Avant de craquer et de se jeter sur son lieutenant pour l'étrangler, il claqua la porte et se dirigea vers le Senkaimon pour ne pas perdre de temps. Quant à la shinigami, elle se leva pour le retenir mais s'abstint devant la violence avec laquelle la porte se referma. Elle contempla son chef d'œuvre en se passant une main dans les cheveux. Comment diable allait-elle faire partir une tâche de vernis ? C'était une question de vie ou de mort. Une brillante idée lui vint alors, peut-être pouvait-elle rendre visite à la petite rouquine du monde des humains afin d'obtenir la réponse ? Ravie d'avoir trouvé une possible solution, elle s'élança à la suite du petit dragon, avec un dernier coup d'œil pour l'infusion qu'elle avait préparé en l'attendant, songeant qu'encore une fois il n'allait même pas pouvoir apprécier tous les efforts qu'elle faisait pour lui.

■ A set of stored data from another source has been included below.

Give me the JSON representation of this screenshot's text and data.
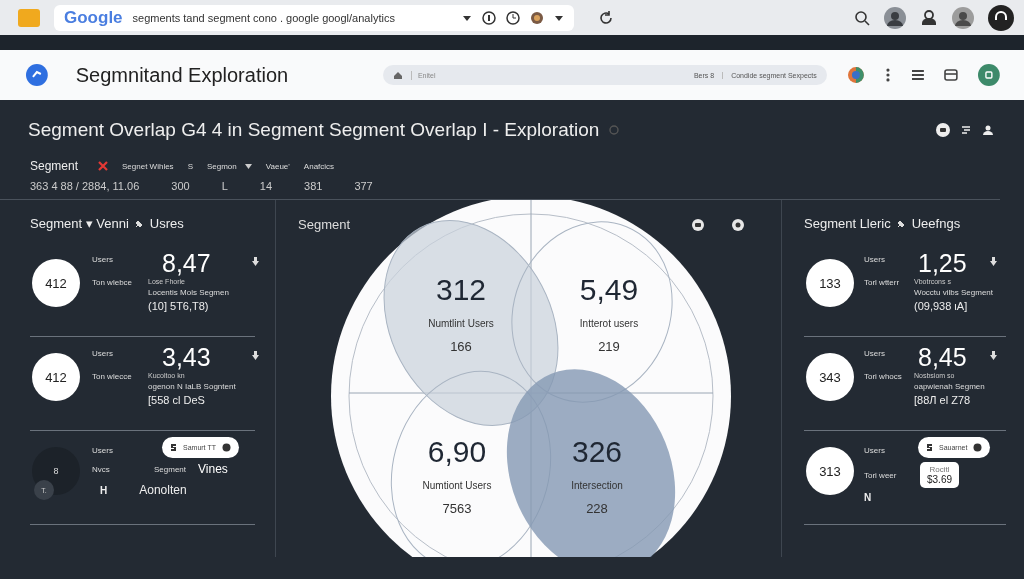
{
  "browser": {
    "logo": "Google",
    "address": "segments tand segment cono . google googl/analytics"
  },
  "app_header": {
    "title": "Segmnitand Exploration",
    "search": {
      "placeholder": "Enitel",
      "count": "Bers 8",
      "scope": "Condide segment Sexpects"
    }
  },
  "page_title": "Segment Overlap G4 4  in Segment Segment Overlap I - Exploration",
  "segment_bar": {
    "label": "Segment",
    "items": [
      {
        "text": "Segnet Wihles",
        "dropdown": false
      },
      {
        "text": "S",
        "dropdown": false
      },
      {
        "text": "Segmon",
        "dropdown": true
      },
      {
        "text": "Vaeue'",
        "dropdown": false
      },
      {
        "text": "Anafcics",
        "dropdown": false
      }
    ]
  },
  "numbers_row": [
    "363 4  88 / 2884, 11.06",
    "300",
    "L",
    "14",
    "381",
    "377"
  ],
  "panels": [
    {
      "title": "Segment ▾ Venni",
      "suffix": "Usres",
      "cards": [
        {
          "kind": "metric",
          "badge": "412",
          "badge_filled": true,
          "label": "Users",
          "value": "8,47",
          "sublabel": "Ton  wlebce",
          "desc": "Lose Fhorie",
          "note": "Locentis Mols Segmen",
          "range": "(10] 5T6,T8)"
        },
        {
          "kind": "metric",
          "badge": "412",
          "badge_filled": true,
          "label": "Users",
          "value": "3,43",
          "sublabel": "Ton  wlecce",
          "desc": "Kucoltoo kn",
          "note": "ogenon N IaLB Sogntent",
          "range": "[558 cl DeS"
        },
        {
          "kind": "chip",
          "badge": "8",
          "badge_filled": false,
          "label": "Users",
          "chip": "Samurt TT",
          "sublabel": "Nvcs",
          "mid": "Segment",
          "value": "Vines",
          "avatar": "T.",
          "footer": "H",
          "footer_text": "Aonolten"
        }
      ]
    },
    {
      "title": "Segment Lleric",
      "suffix": "Ueefngs",
      "cards": [
        {
          "kind": "metric",
          "badge": "133",
          "badge_filled": true,
          "label": "Users",
          "value": "1,25",
          "sublabel": "Torl  wtterr",
          "desc": "Vbotrcons s",
          "note": "Wocctu vilbs Segment",
          "range": "(09,938 ιA]"
        },
        {
          "kind": "metric",
          "badge": "343",
          "badge_filled": true,
          "label": "Users",
          "value": "8,45",
          "sublabel": "Tori  whocs",
          "desc": "Nosbsiom so",
          "note": "oapwienah Segmen",
          "range": "[88Л el Z78"
        },
        {
          "kind": "chip",
          "badge": "313",
          "badge_filled": true,
          "label": "Users",
          "chip": "Sauarnet",
          "sublabel": "Tori  weer",
          "box_label": "Rocitl",
          "box_value": "$3.69",
          "footer": "N"
        }
      ]
    }
  ],
  "venn": {
    "title": "Segment",
    "regions": [
      {
        "value": "312",
        "label": "Numtlint Users",
        "sub": "166"
      },
      {
        "value": "5,49",
        "label": "Intterot users",
        "sub": "219"
      },
      {
        "value": "6,90",
        "label": "Numtiont Users",
        "sub": "7563"
      },
      {
        "value": "326",
        "label": "Intersection",
        "sub": "228"
      }
    ]
  }
}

Ainsi arriva-t-elle auprès de ses compagnons, quelques secondes après son supérieur. Renji la regarda, un air surpris, allant du capitaine à la femme plantureuse. Elle lui fit alors un immense sourire coupable auquel il répondit par une expression dépitée. Pourquoi y'avait-il autant de monde ? Et qu'est-ce qu'ils faisaient devant la porte d'accès au monde des humains ? Craignant de passer pour une idiote, elle se tut et évita soigneusement de s'approcher trop près de son chef, de peur de se transformer instantanément en bloc de glace. Après tout, s'ils allaient à Karakura, elle aurait sûrement le temps d'effectuer son petit détour, et de nettoyer cette vilaine tâche avant que son capitaine puisse la bouder plus longtemps. Elle détestait quand il faisait ça. Elle n'était pas vraiment fautive en plus, du moins pas complètement. Elle remarqua alors qu'elle était la source d'attentions. Le regard neutre mais transperçant du capitaine de la 6ème division lui causa un effroyable frisson qui remonta le long de son échine, transmettant immédiatement l'ordre de se faire toute petite durant cette excursion. Elle déglutit et se tourna vers ses deux amis combattants, cherchant un peu de soutien. Ikkaku l'observait avec un sourire malin tandis que Yumichika semblait plus compatissant. Cela lui apporta un peu de chaleur. Mais incompréhensiblement, le silence parut s'éterniser.

« On y va ? » Lança-t-elle d'une voix enjouée, dans l'espoir d'en finir au plus vite avec cette désagréable sensation oppressante.

Une autre personne apparut brusquement. Petite et menue, une jeune fille aux cheveux courts et noirs, légèrement essoufflée, s'approcha du groupe.

« Qu'est-ce tu fous là ? T'es pas invitée. » Interrogea Kenpachi, dont l'impatience était à son comble avec tous ces frêles shinigami qui le retardaient.

Rukia frémit devant l'air dangereusement agacé du guerrier, mais elle ne se démonta pas pour autant.

« Ma connaissance du monde humain est, en toute modestie, plus élaborée que la vôtre. Pour y avoir passé un certain temps, je peux affirmer que je connais bien la ville de Karakura. Je peux vous être utile s'il faut quadriller la zone et procéder à des recherches. »

Puis elle se tourna discrètement vers son frère, cherchant son approbation. Au bout de quelques secondes, celui-ci déclara, sans cesser de la regarder :

« Elle a raison. Elle nous évitera de perdre du temps. »

« C'est ça. » Répliqua le colosse qui n'avait pas écouté un traître mot barbant de son argument. « Que la chasse commence. » Ajouta-t-il avec un sourire carnassier.